512-Million-TL-Betrug bei Diyarbakır-Operation „Geier“ aufgedeckt
Ein Betrügernetzwerk, das Bürger auf der Suche nach zinslosen Krediten im Internet ins Visier nahm und sich als Bankmitarbeiter ausgab, wurde zerschlagen. Von 25 Verdächtigen, die bei gleichzeitigen Razzien in 14 Provinzen festgenommen wurden, sind 18 in Untersuchungshaft. Laut einem MASAK-Bericht wickelte das kriminelle Netzwerk Transaktionen im Wert von 512 Millionen TL ab.
Im Rahmen einer groß angelegten Betrugsermittlung der Polizeidirektion Diyarbakır, die unter dem Namen „Operation Geier“ (Akbaba Operasyonu) durchgeführt wurde, konnte eine bedeutende kriminelle Organisation aufgedeckt werden. Es wurde festgestellt, dass die Verdächtigen gezielt Bürger ansprachen, die im Internet nach „zinslosen Krediten“ suchten, und sich dabei als Bankangestellte ausgaben, um sie zu betrügen.
Die Verdächtigen nahmen Kontakt zu den Bürgern auf und täuschten sie mit der Lüge, es gebe „verdächtige Transaktionen auf ihrem Konto“. Es wurde ermittelt, dass die erbeuteten Gelder über Krypto-Wallets ins Ausland transferiert wurden. MASAK-Berichte belegen, dass die von den Verdächtigen genutzten Krypto-Wallets mit Krypto-Büros im Ausland verbunden waren, wo die Gelder in Bargeld umgewandelt wurden.

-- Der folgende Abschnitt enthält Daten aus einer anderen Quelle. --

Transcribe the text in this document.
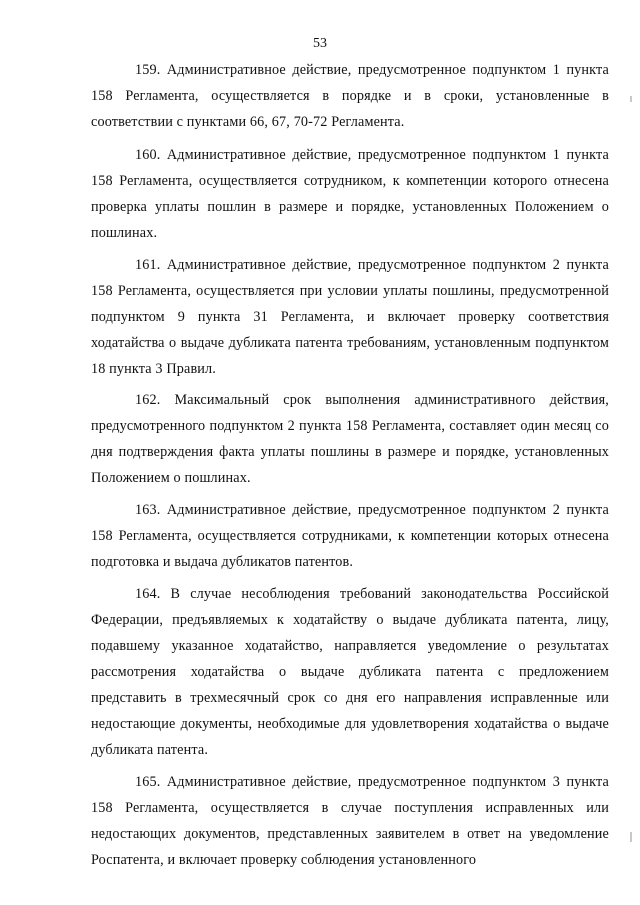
53

159. Административное действие, предусмотренное подпунктом 1 пункта 158 Регламента, осуществляется в порядке и в сроки, установленные в соответствии с пунктами 66, 67, 70-72 Регламента.

160. Административное действие, предусмотренное подпунктом 1 пункта 158 Регламента, осуществляется сотрудником, к компетенции которого отнесена проверка уплаты пошлин в размере и порядке, установленных Положением о пошлинах.

161. Административное действие, предусмотренное подпунктом 2 пункта 158 Регламента, осуществляется при условии уплаты пошлины, предусмотренной подпунктом 9 пункта 31 Регламента, и включает проверку соответствия ходатайства о выдаче дубликата патента требованиям, установленным подпунктом 18 пункта 3 Правил.

162. Максимальный срок выполнения административного действия, предусмотренного подпунктом 2 пункта 158 Регламента, составляет один месяц со дня подтверждения факта уплаты пошлины в размере и порядке, установленных Положением о пошлинах.

163. Административное действие, предусмотренное подпунктом 2 пункта 158 Регламента, осуществляется сотрудниками, к компетенции которых отнесена подготовка и выдача дубликатов патентов.

164. В случае несоблюдения требований законодательства Российской Федерации, предъявляемых к ходатайству о выдаче дубликата патента, лицу, подавшему указанное ходатайство, направляется уведомление о результатах рассмотрения ходатайства о выдаче дубликата патента с предложением представить в трехмесячный срок со дня его направления исправленные или недостающие документы, необходимые для удовлетворения ходатайства о выдаче дубликата патента.

165. Административное действие, предусмотренное подпунктом 3 пункта 158 Регламента, осуществляется в случае поступления исправленных или недостающих документов, представленных заявителем в ответ на уведомление Роспатента, и включает проверку соблюдения установленного
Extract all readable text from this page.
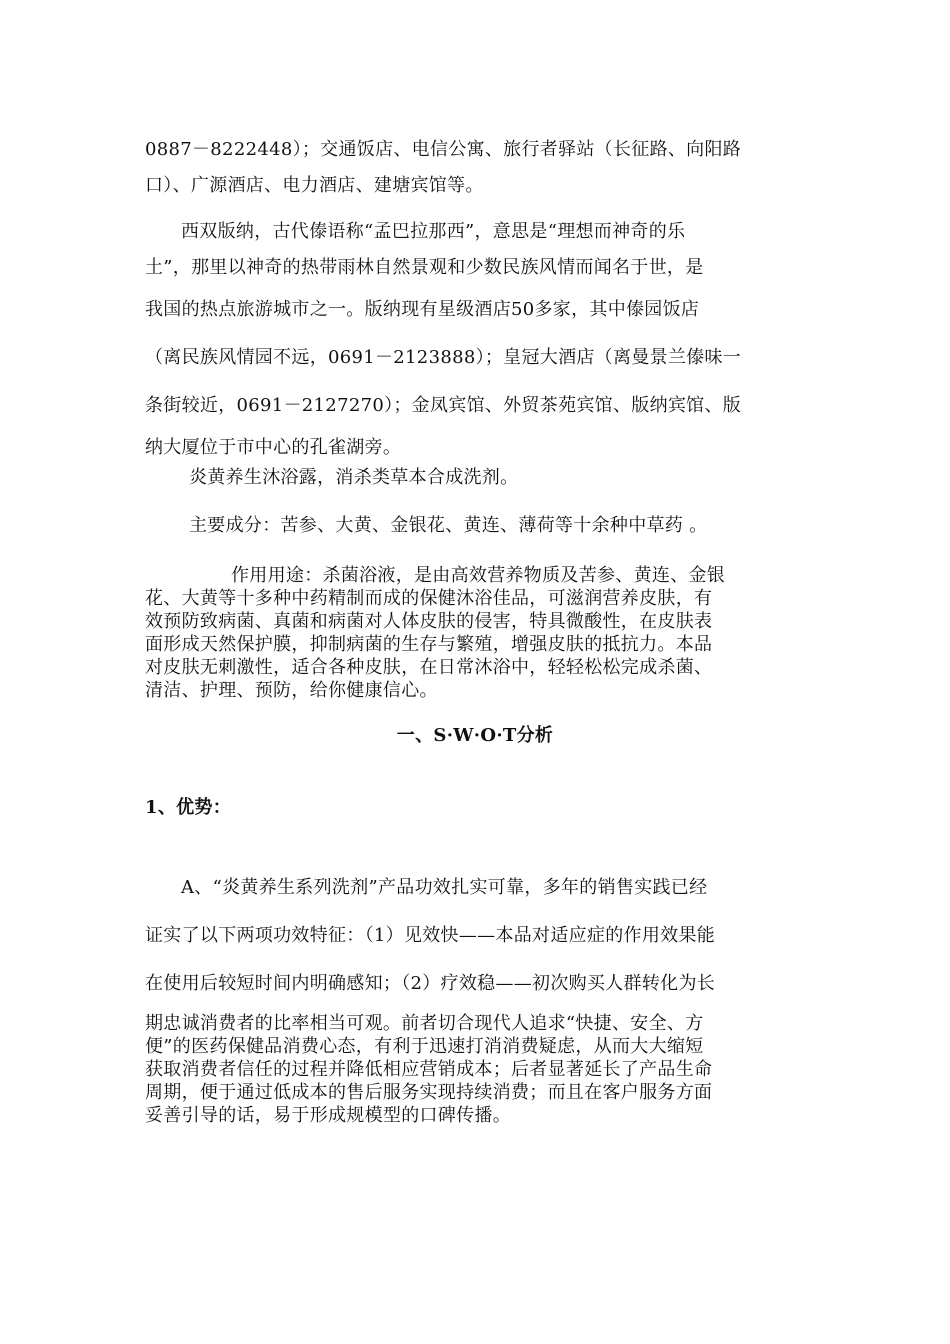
0887－8222448）；交通饭店、电信公寓、旅行者驿站（长征路、向阳路

口）、广源酒店、电力酒店、建塘宾馆等。

西双版纳，古代傣语称“孟巴拉那西”，意思是“理想而神奇的乐

土”，那里以神奇的热带雨林自然景观和少数民族风情而闻名于世，是

我国的热点旅游城市之一。版纳现有星级酒店50多家，其中傣园饭店

（离民族风情园不远，0691－2123888）；皇冠大酒店（离曼景兰傣味一

条街较近，0691－2127270）；金凤宾馆、外贸茶苑宾馆、版纳宾馆、版

纳大厦位于市中心的孔雀湖旁。

炎黄养生沐浴露，消杀类草本合成洗剂。

主要成分：苦参、大黄、金银花、黄连、薄荷等十余种中草药 。

作用用途：杀菌浴液，是由高效营养物质及苦参、黄连、金银

花、大黄等十多种中药精制而成的保健沐浴佳品，可滋润营养皮肤，有

效预防致病菌、真菌和病菌对人体皮肤的侵害，特具微酸性，在皮肤表

面形成天然保护膜，抑制病菌的生存与繁殖，增强皮肤的抵抗力。本品

对皮肤无刺激性，适合各种皮肤，在日常沐浴中，轻轻松松完成杀菌、

清洁、护理、预防，给你健康信心。

一、S·W·O·T分析

1、优势：

A、“炎黄养生系列洗剂”产品功效扎实可靠，多年的销售实践已经

证实了以下两项功效特征：（1）见效快——本品对适应症的作用效果能

在使用后较短时间内明确感知；（2）疗效稳——初次购买人群转化为长

期忠诚消费者的比率相当可观。前者切合现代人追求“快捷、安全、方

便”的医药保健品消费心态，有利于迅速打消消费疑虑，从而大大缩短

获取消费者信任的过程并降低相应营销成本；后者显著延长了产品生命

周期，便于通过低成本的售后服务实现持续消费；而且在客户服务方面

妥善引导的话，易于形成规模型的口碑传播。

2 MONATE ÜBERWACHUNG, GLEICHZEITIGE OPERATION IN 14 PROVINZEN
Ein 30-köpfiges Spezialteam der Polizei von Diyarbakır führte zwei Monate lang eine akribische Überwachung durch. Berichte des Finanzkriminalitäts-Untersuchungsrates (MASAK) wurden geprüft und Hunderte von Bankbewegungen analysiert, um die Identität der 25 Verdächtigen zu ermitteln.
Die Operationen gegen die Verdächtigen fanden zeitgleich mit dem Zentrum in Diyarbakır sowie in Istanbul, Ankara, Izmir, Adana, Muğla, Aydın, Manisa, Mersin, Malatya, Kahramanmaraş, Gaziantep, Sivas und Kastamonu statt. Bei den Einsätzen, an denen auch Spezialeinheiten teilnahmen, wurden 25 Personen festgenommen.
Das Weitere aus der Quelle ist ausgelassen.